Israeli who joined Fatah sentenced

57-year-old Oursan Asad gets 7 years in prison for aiding enemy.

A Fatah gunman in Nablus (photo credit: AP)
A Fatah gunman in Nablus
(photo credit: AP)
The Nazareth District Court on Sunday sentenced an Arab Israeli who joined the Fatah movement to seven years in prison and to pay a fine of NIS 25,000.
The man, 57-year-old Oursan Asad, was convicted for aiding and abetting an enemy during a war and conspiring to aid an abet an enemy between 1989 and 1990.
Asad lived in Israel until 1971, when he defected to Lebanon and joined Fatah. By 1989, he was living in Algeria and taking part in the planning of terrorist attacks against Israel, as well as gathering intelligence on Israeli targets. He also played a central role in recruiting and training new Fatah members - among them many Arab Israelis.

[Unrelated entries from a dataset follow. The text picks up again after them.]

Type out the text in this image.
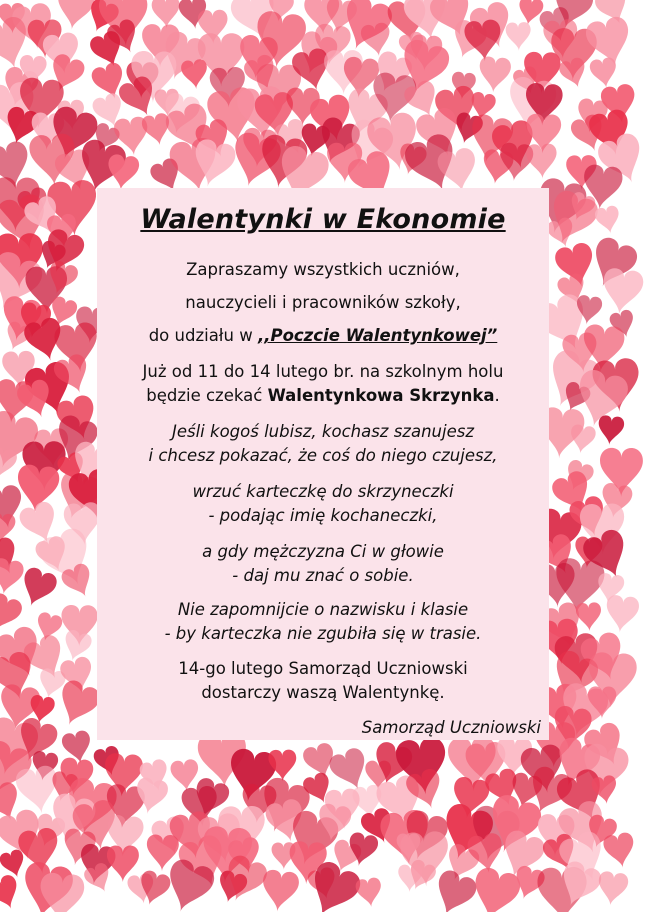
Walentynki w Ekonomie
Zapraszamy wszystkich uczniów,
nauczycieli i pracowników szkoły,
do udziału w ,,Poczcie Walentynkowej”
Już od 11 do 14 lutego br. na szkolnym holu
będzie czekać Walentynkowa Skrzynka.
Jeśli kogoś lubisz, kochasz szanujesz
i chcesz pokazać, że coś do niego czujesz,
wrzuć karteczkę do skrzyneczki
- podając imię kochaneczki,
a gdy mężczyzna Ci w głowie
- daj mu znać o sobie.
Nie zapomnijcie o nazwisku i klasie
- by karteczka nie zgubiła się w trasie.
14-go lutego Samorząd Uczniowski
dostarczy waszą Walentynkę.
Samorząd Uczniowski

He oversaw four attempted bombings in Nahariya and the Haifa area, all of which were thwarted by security forces.
Asad was arrested at the Sheikh Hussein border crossing between Jordan and Israel when he declared his Israeli citizenship as a means of getting through.

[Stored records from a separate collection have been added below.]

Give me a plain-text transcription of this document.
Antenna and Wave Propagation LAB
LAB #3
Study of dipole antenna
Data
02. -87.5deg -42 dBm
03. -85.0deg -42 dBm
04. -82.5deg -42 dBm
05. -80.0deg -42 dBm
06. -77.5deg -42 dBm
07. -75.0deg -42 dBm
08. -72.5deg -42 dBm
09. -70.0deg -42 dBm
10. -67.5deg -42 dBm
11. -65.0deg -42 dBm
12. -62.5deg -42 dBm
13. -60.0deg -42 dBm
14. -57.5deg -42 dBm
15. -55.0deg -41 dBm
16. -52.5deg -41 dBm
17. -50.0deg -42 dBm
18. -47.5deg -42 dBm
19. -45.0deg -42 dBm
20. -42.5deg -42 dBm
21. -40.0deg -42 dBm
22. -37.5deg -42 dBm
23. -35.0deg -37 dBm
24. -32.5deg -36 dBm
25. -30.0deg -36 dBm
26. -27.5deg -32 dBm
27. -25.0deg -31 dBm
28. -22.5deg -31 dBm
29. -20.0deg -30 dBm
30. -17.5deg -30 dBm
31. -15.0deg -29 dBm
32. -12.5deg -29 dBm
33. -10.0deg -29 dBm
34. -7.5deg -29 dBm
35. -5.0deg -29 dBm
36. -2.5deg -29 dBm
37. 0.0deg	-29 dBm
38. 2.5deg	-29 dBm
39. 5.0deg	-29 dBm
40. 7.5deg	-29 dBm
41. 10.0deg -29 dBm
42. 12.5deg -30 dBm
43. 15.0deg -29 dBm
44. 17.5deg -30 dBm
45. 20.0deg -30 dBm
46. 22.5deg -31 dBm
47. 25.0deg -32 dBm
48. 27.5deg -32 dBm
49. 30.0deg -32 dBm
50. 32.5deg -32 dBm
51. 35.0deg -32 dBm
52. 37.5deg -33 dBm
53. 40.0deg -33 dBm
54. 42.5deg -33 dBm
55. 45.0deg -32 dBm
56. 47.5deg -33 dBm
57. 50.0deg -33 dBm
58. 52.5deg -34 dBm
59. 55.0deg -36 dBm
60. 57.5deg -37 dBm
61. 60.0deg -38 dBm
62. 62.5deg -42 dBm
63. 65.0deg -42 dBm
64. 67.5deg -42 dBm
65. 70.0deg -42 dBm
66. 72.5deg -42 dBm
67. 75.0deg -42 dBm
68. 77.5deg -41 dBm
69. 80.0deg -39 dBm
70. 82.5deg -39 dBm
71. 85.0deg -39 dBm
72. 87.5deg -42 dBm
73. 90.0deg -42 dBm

When reading out the verdict, the judges stressed that the severity of Asad's crimes stemmed from his Israeli citizenship. They further condemned his recruitment of Arab Israelis to the Fatah movement, then a fledgling Palestinian nationalist group which frequently used terrorism to achieve its objectives. His actions, they said, defied the passage of time.